Wolf’s budget is balanced largely on a little over $2 billion worth of efficiencies.

Some of them were announced ahead of time–namely consolidation of four health agencies into one giant department of Health and Human Services, combination of the Department of Corrections and the Board of Probation and Parole, and closure of a state prison in Pittsburgh.

The plan also keeps state employment at a minimum while incentivizing retirement, cuts tax credits, levies new local fees for state police coverage, and cuts school transportation funding.

It also leases out the Farm Show Complex in Harrisburg for $200 million up-front–a one-time return earmarked to help pay down multi-million-dollar budget shortfalls from this fiscal year.

House Majority Leader Dave Reed said from an efficiency standpoint, his caucus is fairly pleased with Wolf.

“He actually took a lot of our ideas [and] put them into his product,” Reed said. “We’ve appreciated the opportunity to have those discussions ahead of time.”

Of course, there are still points of contention.

Despite all the cuts, the budget still includes about a billion dollars in tax increases.

They would mainly affect big businesses, and the list includes a perennially-controversial severance tax on natural gas, as well as selective tax expansions on sales, corporate profits, and insurance premiums.

Wolf sees those measures as closing loopholes being exploited by corporations.

But speaking outside the chamber after the governor’s address, Senate President Pro Tempore, Joe Scarnati, said he’s concerned the taxes will drive businesses out of the state.

Plus, he added, “corporate taxes continue to decline.

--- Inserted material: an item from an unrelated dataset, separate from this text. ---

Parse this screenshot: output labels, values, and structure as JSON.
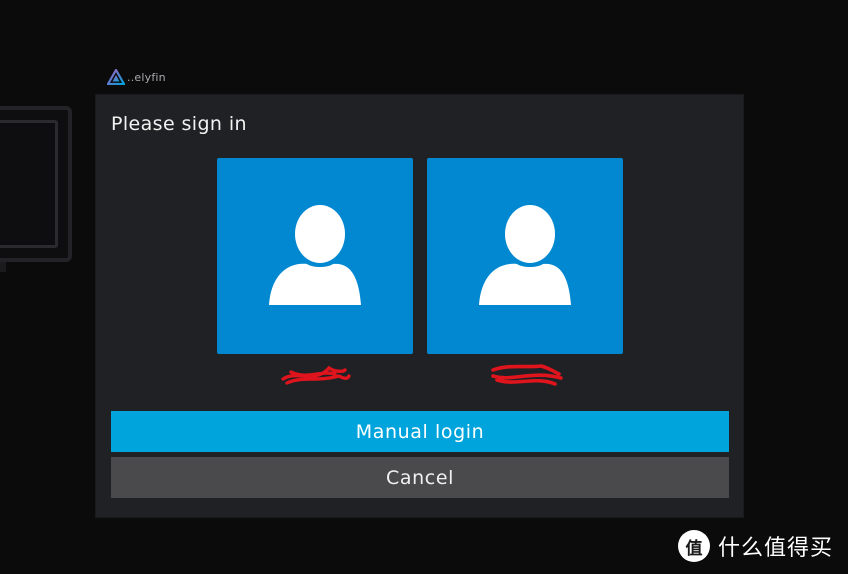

They continue to not meet our projections year after year.”

All told, Wolf’s proposal spends $32.3 billion–up 1.8 percent from the current budget.

There are some increases to education funding, but most of those costs come from payments into the state’s overburdened pension and human services systems.

Senate Majority Leader Jake Corman said these high mandatory costs are particularly galling because Wolf didn’t include any overhauls to eventually fix them.

“The most telling part to me was what was not in this proposal,” Corman said when asked about his gripes with Wolf’s plan. “We can do all the things that the governor suggested here today, and we’ll be right back here next year looking at a deficit.”

Over in the House, Reed took a slightly more positive tack.

“We have a budgetary process that’ll begin pretty intently over the next couple days,” he said. “I’m sure there’ll be a lot of concerns and questions about philosophy and about logistics, but we view this as a much better starting point than we’ve had in the past.”

As in his past budgets, Wolf included a minimum wage increase to 12 dollars per hour. On that, both GOP caucuses had the same take: highly unlikely.

This story has been updated with additional information.